Betrachten wir das letzte Jahrzehnt, dann sehen wir: Die Anzahl der Alters-Rentenbezieher ist von 2013 bis 2022 nicht so stark gestiegen wie die Anzahl der sozialversicherungspflichtig Beschäftigten. Dadurch hat sich das Verhältnis von Arbeitnehmerinnen zu Rentenbeziehenden sogar zugunsten der Arbeitenden verbessert, vom Quotienten 1,67 auf 1,85 (während damals, 2013, nur 1,6 Arbeitende auf einen Alters-Rentner kamen, sind es inzwischen schon wieder 1,85 Arbeitende).

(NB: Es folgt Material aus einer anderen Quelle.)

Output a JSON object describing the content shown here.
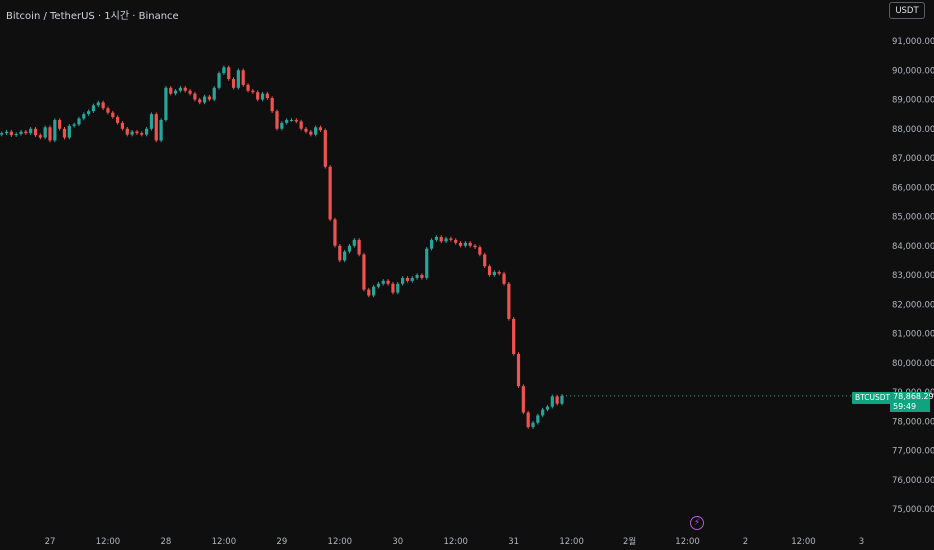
{
  "header": {
    "title": "Bitcoin / TetherUS · 1시간 · Binance"
  },
  "currency_button": {
    "label": "USDT"
  },
  "symbol_badge": {
    "label": "BTCUSDT"
  },
  "price_badge": {
    "price": "78,868.29",
    "countdown": "59:49"
  },
  "icons": {
    "lightning": "lightning-icon"
  },
  "colors": {
    "up": "#26a69a",
    "down": "#ef5350",
    "badge": "#0fa37f",
    "background": "#0f0f0f"
  },
  "chart_data": {
    "type": "candlestick",
    "title": "Bitcoin / TetherUS · 1시간 · Binance",
    "ylim": [
      74600,
      91700
    ],
    "yticks": [
      75000,
      76000,
      77000,
      78000,
      79000,
      80000,
      81000,
      82000,
      83000,
      84000,
      85000,
      86000,
      87000,
      88000,
      89000,
      90000,
      91000
    ],
    "ytick_labels": [
      "75,000.00",
      "76,000.00",
      "77,000.00",
      "78,000.00",
      "79,000.00",
      "80,000.00",
      "81,000.00",
      "82,000.00",
      "83,000.00",
      "84,000.00",
      "85,000.00",
      "86,000.00",
      "87,000.00",
      "88,000.00",
      "89,000.00",
      "90,000.00",
      "91,000.00"
    ],
    "xtick_labels": [
      "27",
      "12:00",
      "28",
      "12:00",
      "29",
      "12:00",
      "30",
      "12:00",
      "31",
      "12:00",
      "2월",
      "12:00",
      "2",
      "12:00",
      "3"
    ],
    "xtick_hours": [
      0,
      12,
      24,
      36,
      48,
      60,
      72,
      84,
      96,
      108,
      120,
      132,
      144,
      156,
      168
    ],
    "start_hour": -11,
    "last_price": 78868.29,
    "closes": [
      87800,
      87850,
      87900,
      87780,
      87820,
      87900,
      87850,
      88000,
      87780,
      87700,
      88050,
      87600,
      88300,
      88000,
      87700,
      88100,
      88150,
      88350,
      88500,
      88600,
      88800,
      88900,
      88700,
      88550,
      88400,
      88200,
      88000,
      87800,
      87900,
      87850,
      87800,
      88000,
      88500,
      87600,
      88300,
      89400,
      89200,
      89300,
      89400,
      89300,
      89200,
      89000,
      88900,
      89100,
      89000,
      89400,
      89900,
      90100,
      89700,
      89400,
      90000,
      89500,
      89300,
      89250,
      89000,
      89200,
      89050,
      88600,
      88000,
      88200,
      88300,
      88300,
      88250,
      88000,
      87900,
      87800,
      88050,
      87950,
      86700,
      84900,
      84000,
      83500,
      83800,
      84000,
      84200,
      83700,
      82500,
      82300,
      82600,
      82700,
      82800,
      82700,
      82400,
      82700,
      82900,
      82800,
      82900,
      83000,
      82900,
      83900,
      84200,
      84300,
      84150,
      84250,
      84200,
      84100,
      84000,
      84100,
      84000,
      83950,
      83700,
      83300,
      83000,
      83100,
      83050,
      82700,
      81500,
      80300,
      79200,
      78300,
      77800,
      77950,
      78200,
      78400,
      78500,
      78850,
      78600,
      78870
    ]
  }
}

Entwicklung der Anzahl von Rentenbezieher- und Arbeitnehmer-innen
 20132022
Sozialversicherungspfilichtige Beschäftigte29,6 Mio34,44 Mio
Altersrenten17,7 Mio18,6 Mio
Quotient (Beitragszahler pro Rentner)1,671,85

Dass die demographische Entwicklung im Übrigen ohnehin kein zwingender Grund für Minirenten ist, zeigen auch einige Nachbarländer, die eine ähnliche demographische Entwicklung haben, jedoch deutlich höhere Renten.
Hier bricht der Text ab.